La tendance du hygge accompagne-t-elle la montée de la xénophobie?

Repéré par Xavier Ridel, mis à jour le 11.01.2017 à 16 h 11

Repéré sur Washington Post, Slate.com

Le mode de vie initié par les Danois pourrait bien avoir une face sombre: celle de privilégier le repli sur soi. À tout prix.

Wood-burning fireplace with gas starter: best home improvement decision of all-time. | Angie Six via Flickr CC License by

Wood-burning fireplace with gas starter: best home improvement decision of all-time. | Angie Six via Flickr CC License by

Aux premiers abords, difficile d'établir un quelconque lien entre le hygge et la xenophobie. Pourtant, le mode de vie danois, consistant à se lover dans un plaid et à s’imprégner de chaleur boisée, pourrait bien mener à des dérives. C’est en tout cas ce qu’affirme un article de Slate.com, qui le compare sans détour à «un retour à l’état fœtal».

Un repli sur soi et un désir de sécurité qui sont sans doute nécessaires de temps à autres. D’autant plus lorsqu’on sort d’une année 2016 chaotique. Ainsi Carl Jung écrivait-il, à propos des traumatismes collectifs:

«La tendance régressive du patient (…) n’est pas une rechute dans l’infantilisme, mais une tentative de retourner à quelque chose de nécessaire (…) le sentiment universel de l’innocence enfantine, la sécurité, le confiance

Une façon de se protéger du monde

Chercher à s’affaler sur un canapé avec un chocolat chaud et ses amis proches, ou à faire un jeu de société avec sa famille au coin du feu seraient donc des envies naturelles; surtout dans des périodes mouvementées. Bien aidée par le marketing britannique, la mode n’a donc cessé de s’étendre, diffusant une façon de vivre inspirée par le pays censé être le plus heureux au monde. Au micro de France Inter, Hyppolite Girardot raillait le terme:

«J’ai toujours appelé ça ‘’faire la moule’’. Mais le système d’ultra consommation dans lequel nous vivons a toujours besoin de renommer les choses que nous connaissons déjà pour nous les revendre.»

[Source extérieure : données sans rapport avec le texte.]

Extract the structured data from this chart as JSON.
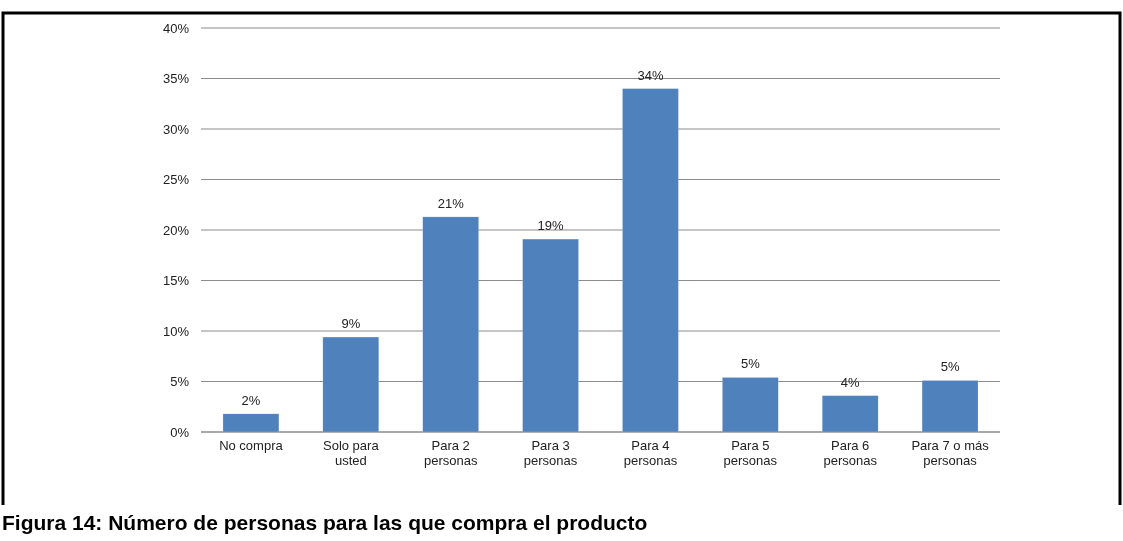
{
  "chart_data": {
    "type": "bar",
    "title": "Figura 14: Número de personas para las que compra el producto",
    "categories": [
      "No compra",
      "Solo para usted",
      "Para 2 personas",
      "Para 3 personas",
      "Para 4 personas",
      "Para 5 personas",
      "Para 6 personas",
      "Para 7 o más personas"
    ],
    "values": [
      1.8,
      9.4,
      21.3,
      19.1,
      34.0,
      5.4,
      3.6,
      5.1
    ],
    "value_labels": [
      "2%",
      "9%",
      "21%",
      "19%",
      "34%",
      "5%",
      "4%",
      "5%"
    ],
    "color": "#4f81bd",
    "ylim": [
      0,
      40
    ],
    "yticks": [
      {
        "value": 0,
        "label": "0%"
      },
      {
        "value": 5,
        "label": "5%"
      },
      {
        "value": 10,
        "label": "10%"
      },
      {
        "value": 15,
        "label": "15%"
      },
      {
        "value": 20,
        "label": "20%"
      },
      {
        "value": 25,
        "label": "25%"
      },
      {
        "value": 30,
        "label": "30%"
      },
      {
        "value": 35,
        "label": "35%"
      },
      {
        "value": 40,
        "label": "40%"
      }
    ],
    "grid": "y"
  }
}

Ahmad Beltagui, de l'université de Wolverhampton, prend le concept plus au sérieux. Il relevait ainsi fin décembre, pour le Huffington Post:

«Le réconfort apporté par une maison offre, comme le racisme, une certaine manière de se protéger des dangers qui rôdent dehors

Le parallèle avec le racisme est sans doute un peu fort, mais s'explique par l'étude qu'a mené Beltagui sur les communautés virtuelles danoises. Il a ainsi constaté que certains internautes, affublés d'un pseudo contenant le mot hygge, ne parlent qu'entre cercles bien distincts, quitte à filtrer les autres de manière xénophobe.

Rejet de l'autre

Ne parler ni de politique ni de de sujets susceptibles de mener à une controverse: voilà en effet l’un des principes fondamentaux du hygge. Aucun sentiment négatif, aucune contradiction ne doivent émerger de cette façon de vivre, comme le remarquait l’auteure Dorthe Nors dans une de ses nouvelles:

«Dès que quelqu’un veut exprimer une sorte d’émotion déplaisante, cette personne peut mettre en danger le hygge et entendra: “Pour l’instant, soyons juste hygge”, ce qui veut juste dire: restons à la surface et agissons de façon hygge…»

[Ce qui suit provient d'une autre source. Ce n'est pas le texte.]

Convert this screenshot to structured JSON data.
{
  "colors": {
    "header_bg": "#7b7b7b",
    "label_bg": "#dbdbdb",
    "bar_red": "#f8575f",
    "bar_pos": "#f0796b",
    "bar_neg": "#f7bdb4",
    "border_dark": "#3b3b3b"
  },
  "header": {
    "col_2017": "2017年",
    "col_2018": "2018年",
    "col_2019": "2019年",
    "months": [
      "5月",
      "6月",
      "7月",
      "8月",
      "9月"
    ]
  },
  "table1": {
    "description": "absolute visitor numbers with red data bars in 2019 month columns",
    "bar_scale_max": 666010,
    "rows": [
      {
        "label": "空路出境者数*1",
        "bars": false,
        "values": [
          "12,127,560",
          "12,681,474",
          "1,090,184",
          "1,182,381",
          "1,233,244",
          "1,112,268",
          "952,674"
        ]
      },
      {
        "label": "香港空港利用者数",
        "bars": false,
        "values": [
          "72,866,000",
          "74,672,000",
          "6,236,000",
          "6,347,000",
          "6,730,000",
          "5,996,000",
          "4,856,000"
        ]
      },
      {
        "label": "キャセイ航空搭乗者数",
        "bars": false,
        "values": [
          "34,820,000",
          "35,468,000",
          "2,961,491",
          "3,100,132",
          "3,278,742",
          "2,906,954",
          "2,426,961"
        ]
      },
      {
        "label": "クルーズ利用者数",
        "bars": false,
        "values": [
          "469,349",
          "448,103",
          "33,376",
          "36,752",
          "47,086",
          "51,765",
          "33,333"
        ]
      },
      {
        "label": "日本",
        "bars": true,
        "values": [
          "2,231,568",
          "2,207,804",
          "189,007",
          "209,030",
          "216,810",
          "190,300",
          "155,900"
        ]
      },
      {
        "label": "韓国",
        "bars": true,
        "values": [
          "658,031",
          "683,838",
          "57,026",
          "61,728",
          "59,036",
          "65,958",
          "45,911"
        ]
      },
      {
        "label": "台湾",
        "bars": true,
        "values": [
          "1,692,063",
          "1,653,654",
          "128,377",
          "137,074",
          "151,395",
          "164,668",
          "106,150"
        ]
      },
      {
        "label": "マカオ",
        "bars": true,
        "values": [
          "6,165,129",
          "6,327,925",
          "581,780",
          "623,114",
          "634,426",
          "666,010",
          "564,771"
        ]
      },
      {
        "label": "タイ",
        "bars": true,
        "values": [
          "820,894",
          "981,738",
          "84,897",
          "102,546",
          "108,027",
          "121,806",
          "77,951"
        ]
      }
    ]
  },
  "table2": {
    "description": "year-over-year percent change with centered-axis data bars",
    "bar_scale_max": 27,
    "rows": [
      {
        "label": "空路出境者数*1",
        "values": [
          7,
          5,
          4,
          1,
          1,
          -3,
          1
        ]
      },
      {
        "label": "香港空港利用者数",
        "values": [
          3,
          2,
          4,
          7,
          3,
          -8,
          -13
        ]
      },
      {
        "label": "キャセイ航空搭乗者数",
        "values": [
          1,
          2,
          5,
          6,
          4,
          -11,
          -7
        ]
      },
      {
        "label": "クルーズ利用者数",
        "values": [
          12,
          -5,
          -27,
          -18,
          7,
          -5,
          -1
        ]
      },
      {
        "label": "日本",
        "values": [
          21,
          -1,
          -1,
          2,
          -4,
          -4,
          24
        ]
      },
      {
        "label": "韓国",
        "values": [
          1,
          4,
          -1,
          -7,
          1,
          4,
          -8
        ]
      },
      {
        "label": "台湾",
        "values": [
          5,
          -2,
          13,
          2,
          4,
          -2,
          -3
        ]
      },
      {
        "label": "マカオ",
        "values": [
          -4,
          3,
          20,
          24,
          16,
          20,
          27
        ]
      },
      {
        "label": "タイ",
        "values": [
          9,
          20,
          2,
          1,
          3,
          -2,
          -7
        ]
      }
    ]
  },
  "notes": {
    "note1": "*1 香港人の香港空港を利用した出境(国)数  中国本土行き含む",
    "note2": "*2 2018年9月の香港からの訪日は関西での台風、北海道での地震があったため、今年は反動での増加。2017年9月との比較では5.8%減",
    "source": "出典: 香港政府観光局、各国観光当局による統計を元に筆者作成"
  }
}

D’ailleurs, en élargissant cette idée, on constate que le Danemark n’est peut-être pas un pays aussi lisse et agréable qu’il n’y paraît. Cela fait déjà un moment que nous savons que l’état nordique a mis en place un grand nombre de mesures pour dissuader les réfugiés de se rendre sur son sol. En témoigne l’Asylum Spray, distribué aux citoyens afin d’ «offrir des solutions pour protéger le peuple Danois», selon le leader du Danskernes Parti, Daniel Carlsen.

Bien entendu, s’entourer de bougies et parler du dernier Star Wars avec ses amis ne mène pas directement à la xénophobie. Le danger réside dans le repli sur soi à l’extrême, et la crainte de l’Autre; deux choses qui semblent se cristalliser dans le mode de vie que préconise le hygge.